Ervin Peabody, el profesor de psiquiatría en la facultad, se ofreció para conducir una sesión de duelo colectivo dirigida a toda la población de Sterling en la blanca iglesia de madera del centro de la ciudad. En el diario local se había publicado un minúsculo aviso de una sola línea, y en la cafetería y en el banco se habían colgado unos carteles de color morado, pero eso había sido suficiente para difundir la convocatoria. A la hora del evento, las siete de la tarde, había coches estacionados hasta a casi un kilómetro de distancia. El gentío desbordaba las puertas de la iglesia y se desparramaba por la calle. Los representantes de la prensa, que habían acudido en masa para cubrir la noticia, eran rechazados por un batallón de policías de Sterling.

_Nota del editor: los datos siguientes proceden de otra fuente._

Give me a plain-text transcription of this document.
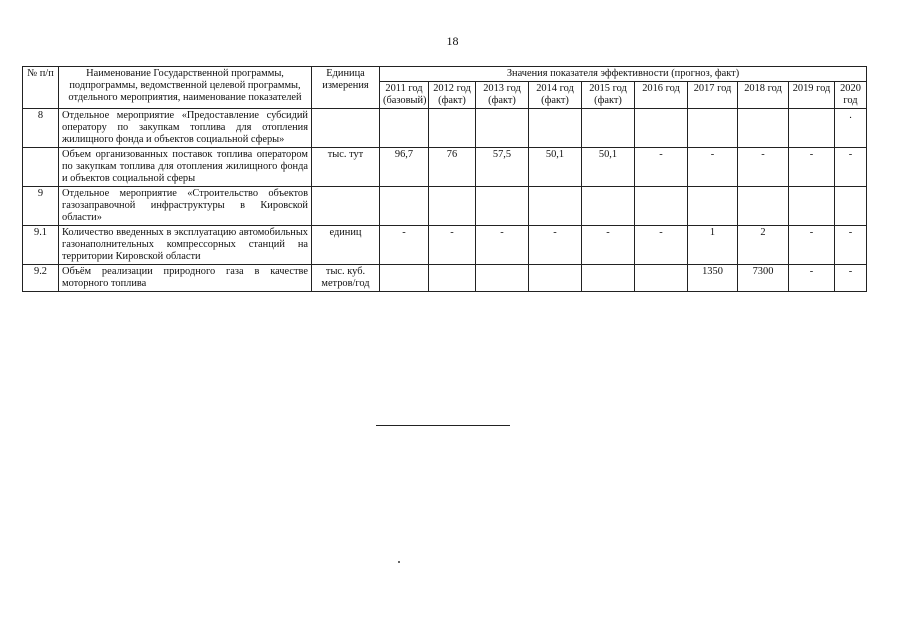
18
№ п/п	Наименование Государственной программы, подпрограммы, ведомственной целевой программы, отдельного мероприятия, наименование показателей	Единица измерения	Значения показателя эффективности (прогноз, факт)									
			2011 год (базовый)	2012 год (факт)	2013 год (факт)	2014 год (факт)	2015 год (факт)	2016 год	2017 год	2018 год	2019 год	2020 год
8	Отдельное мероприятие «Предоставление субсидий оператору по закупкам топлива для отопления жилищного фонда и объектов социальной сферы»											.
	Объем организованных поставок топлива оператором по закупкам топлива для отопления жилищного фонда и объектов социальной сферы	тыс. тут	96,7	76	57,5	50,1	50,1	-	-	-	-	-
9	Отдельное мероприятие «Строительство объектов газозаправочной инфраструктуры в Кировской области»											
9.1	Количество введенных в эксплуатацию автомобильных газонаполнительных компрессорных станций на территории Кировской области	единиц	-	-	-	-	-	-	1	2	-	-
9.2	Объём реализации природного газа в качестве моторного топлива	тыс. куб. метров/год							1350	7300	-	-
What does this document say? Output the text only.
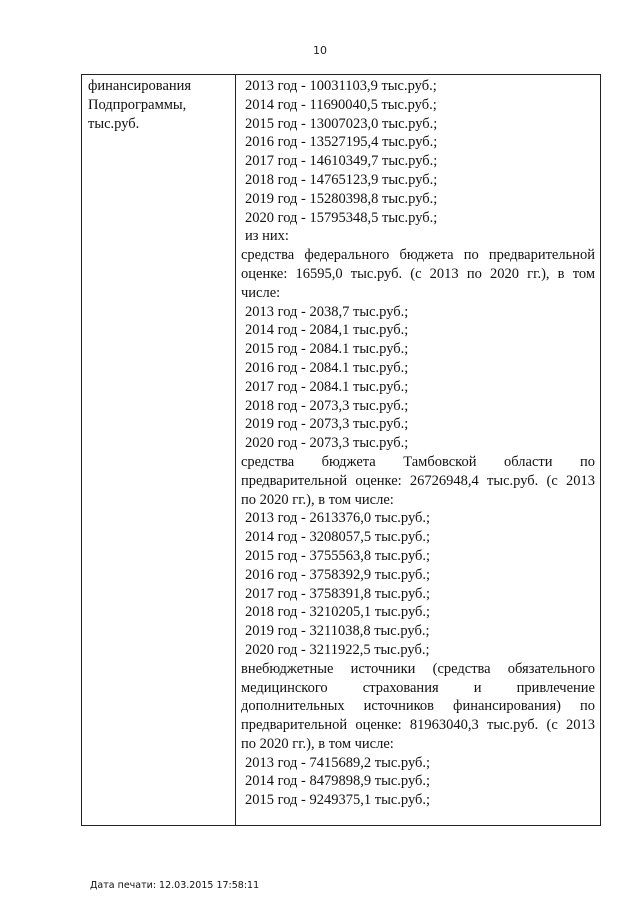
10
финансирования
Подпрограммы,
тыс.руб.
2013 год - 10031103,9 тыс.руб.;
2014 год - 11690040,5 тыс.руб.;
2015 год - 13007023,0 тыс.руб.;
2016 год - 13527195,4 тыс.руб.;
2017 год - 14610349,7 тыс.руб.;
2018 год - 14765123,9 тыс.руб.;
2019 год - 15280398,8 тыс.руб.;
2020 год - 15795348,5 тыс.руб.;
из них:
средства федерального бюджета по предварительной
оценке: 16595,0 тыс.руб. (с 2013 по 2020 гг.), в том
числе:
2013 год - 2038,7 тыс.руб.;
2014 год - 2084,1 тыс.руб.;
2015 год - 2084.1 тыс.руб.;
2016 год - 2084.1 тыс.руб.;
2017 год - 2084.1 тыс.руб.;
2018 год - 2073,3 тыс.руб.;
2019 год - 2073,3 тыс.руб.;
2020 год - 2073,3 тыс.руб.;
средства бюджета Тамбовской области по
предварительной оценке: 26726948,4 тыс.руб. (с 2013
по 2020 гг.), в том числе:
2013 год - 2613376,0 тыс.руб.;
2014 год - 3208057,5 тыс.руб.;
2015 год - 3755563,8 тыс.руб.;
2016 год - 3758392,9 тыс.руб.;
2017 год - 3758391,8 тыс.руб.;
2018 год - 3210205,1 тыс.руб.;
2019 год - 3211038,8 тыс.руб.;
2020 год - 3211922,5 тыс.руб.;
внебюджетные источники (средства обязательного
медицинского страхования и привлечение
дополнительных источников финансирования) по
предварительной оценке: 81963040,3 тыс.руб. (с 2013
по 2020 гг.), в том числе:
2013 год - 7415689,2 тыс.руб.;
2014 год - 8479898,9 тыс.руб.;
2015 год - 9249375,1 тыс.руб.;
Дата печати: 12.03.2015 17:58:11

Selena abrazó al bebé contra su pecho al pasar junto a ella otra oleada de ciudadanos.
—¿Te habías imaginado una cosa así? —le preguntó en voz baja a Jordan.
Éste negó con la cabeza, mientras sus ojos vagaban por encima de la multitud. Reconoció a varias personas que habían estado presentes en la lectura del acta de acusación, pero distinguió también muchas otras caras nuevas que no estaban relacionadas de forma personal con el instituto: personas mayores, estudiantes de la facultad, parejas con hijos pequeños. Habían acudido por una especie de efecto dominó; porque el trauma de una persona provoca una pérdida de inocencia en otra.
Ervin Peabody ocupaba un asiento delante de todo de la gran sala, junto al jefe de policía y el director del Instituto Sterling.
—Hola a todos —dijo, poniéndose en pie—. Hemos convocado esta velada de hoy porque todos seguimos aún bajo los efectos de la conmoción. Casi de la noche a la mañana, el paisaje se ha transformado a nuestro alrededor. Es posible que no tengamos respuesta para todas las preguntas, pero hemos pensado que podría ser beneficioso empezar a hablar acerca de lo sucedido. Y lo que quizá es más importante, escucharnos unos a otros.
Un hombre se levantó en la segunda fila, con el saco en la mano.
—Nosotros nos trasladamos aquí hace cinco años, porque mi esposa y yo queríamos huir de la locura de Nueva York. Acabábamos de formar una familia y buscábamos un lugar que fuera… en fin, un poco más amable y acogedor, nada más. No sé si saben a lo que me refiero: cuando vas en coche por las calles de Sterling, las personas que te conocen te saludan con la bocina… Y cuando vas al banco, el cajero te llama por tu nombre. Ya no quedan muchos sitios así en Norteamérica, y ahora… —Se le quebró la voz.
—Y ahora Sterling tampoco es ya uno de esos sitios —concluyó Ervin—. Sé lo difícil que resulta que la imagen que uno se ha forjado de algo ya no se corresponde con la realidad, que la persona pacífica con la que te cruzabas se convierta en un monstruo.
—¿Un monstruo? —le dijo Jordan a Selena en un susurro.
—Bueno, ¿y qué quieres que diga? ¿Que Peter era una bomba de relojería? Llamarlo monstruo hará que todos se sientan más seguros.
El psiquiatra paseó la mirada por la concurrencia.
—Yo pienso que el hecho mismo de que todos ustedes estén aquí esta noche demuestra que Sterling no ha cambiado. Es posible que ya nunca vuelva a ser como antes, o al menos tal como la habíamos conocido… Entonces tendremos que crear un nuevo tipo de normalidad.
Una mujer levantó la mano.
—¿Y qué pasará con el instituto? ¿Nuestros hijos tendrán que volver a entrar en ese sitio?